Curry in a Hurry Indian restaurant on Lexington Avenue in Murray Hills failed a restaurant inspection conducted by the New York City Department of Health on November 2, 2007 after receiving 35 violation points.
To pass the NYC inspection, a restaurant must receive 27 violation points or less.
Since Curry in a Hurry received 35 Violation Points, another inspection is required to assure that violations have been corrected and the restaurant adequately complies with regulations.
According to the NYC Department of Health inspection report of 11/2/2007, violations were cited in the following area(s) and those requiring immediate action were addressed.

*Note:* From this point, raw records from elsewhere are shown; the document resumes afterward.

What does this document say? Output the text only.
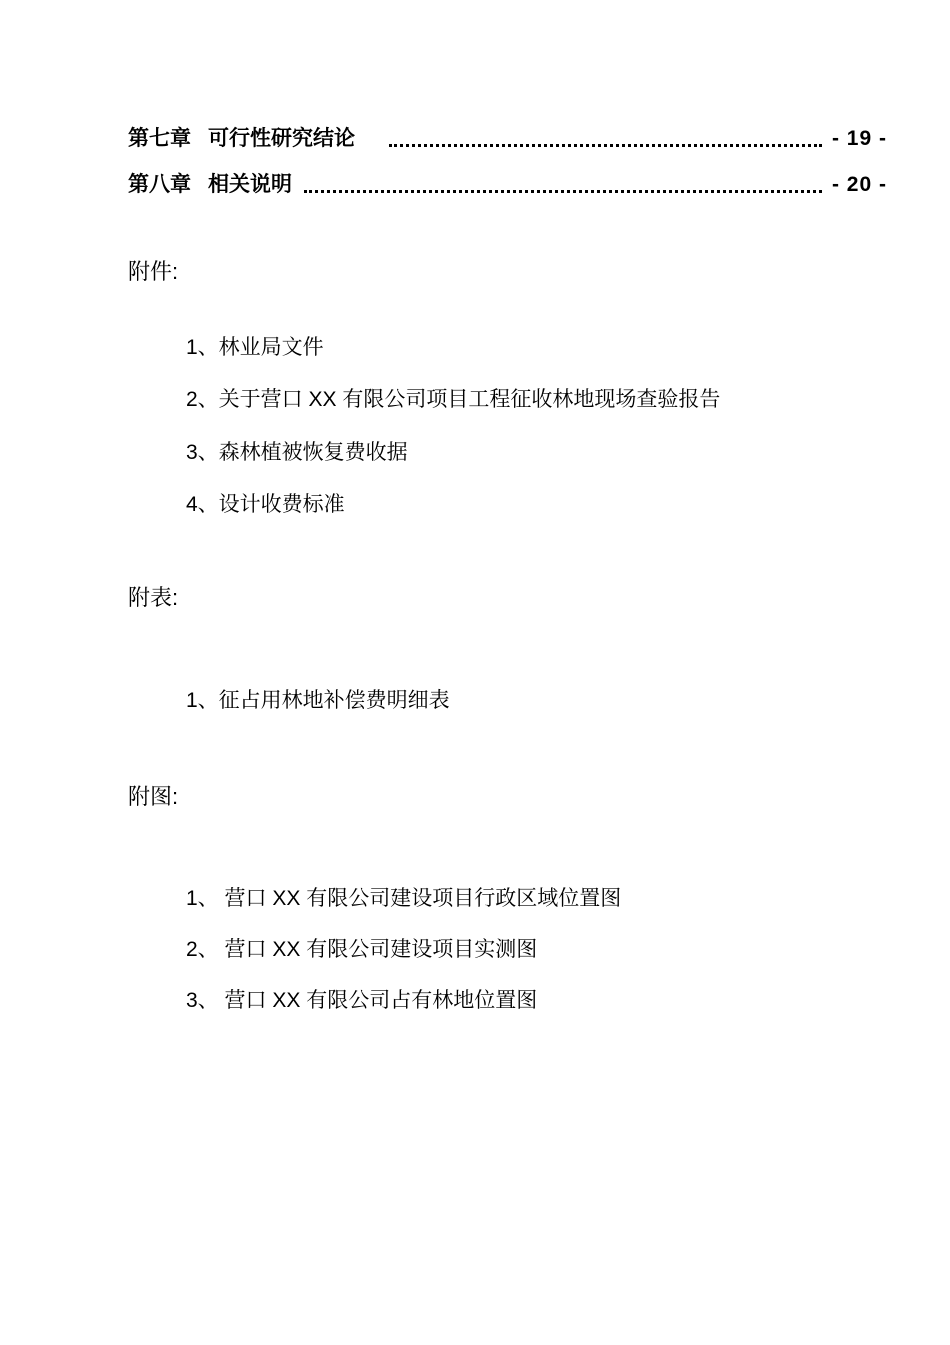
第七章 可行性研究结论	- 19 -
第八章 相关说明	- 20 -
附件:
1、林业局文件
2、关于营口 XX 有限公司项目工程征收林地现场查验报告
3、森林植被恢复费收据
4、设计收费标准
附表:
1、征占用林地补偿费明细表
附图:
1、 营口 XX 有限公司建设项目行政区域位置图
2、 营口 XX 有限公司建设项目实测图
3、 营口 XX 有限公司占有林地位置图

Sanitary Violations observed at Curry in a Hurry:
1.) Non-food contact surface improperly constructed. Unacceptable material used. Non-food contact surface or equipment improperly maintained.
2.) Food contact surface not properly washed, rinsed and sanitized after each use and following any activity when contamination may have occurred.
3.) Food not protected from potential source of contamination during storage, preparation, transportation, display or service.
4.) Hand washing facility not provided in or near food preparation area and toilet room. Hot and cold running water at adequate pressure not provided at facility. Soap and an acceptable hand-drying device not provided.
5.) Hot food not held at or above 140°F.
The NYC Department of Health said a Notice of Violation was not issued as a result of this inspection and that the violation point total received by Curry in a Hurry is above the average violation point total of 14, for all NYC restaurants on their most recent inspection.
Curry in a Hurry – Previous NYC Inspection Reports
Date | Violation Points
10/09/2007 – 26
09/20/2007 – 43
03/07/2007 – 21
03/28/2006 – 4
03/29/2005 – 7
The New York City Department of Health and Mental Hygiene conducts inspections of all food service establishments in the city including restaurants, retail bakeries, and “take outs.”
These inspections are supposed to be unannounced and conducted by Public Health Sanitarians who are trained public health professionals with college degrees and backgrounds in the sciences.
During inspections, these Sanitarians are supposed to spend most of their time evaluating food workers’ practices, including the manner in which they receive and store foods, how they process foods, and the temperatures at which they cook, hold, and reheat foods.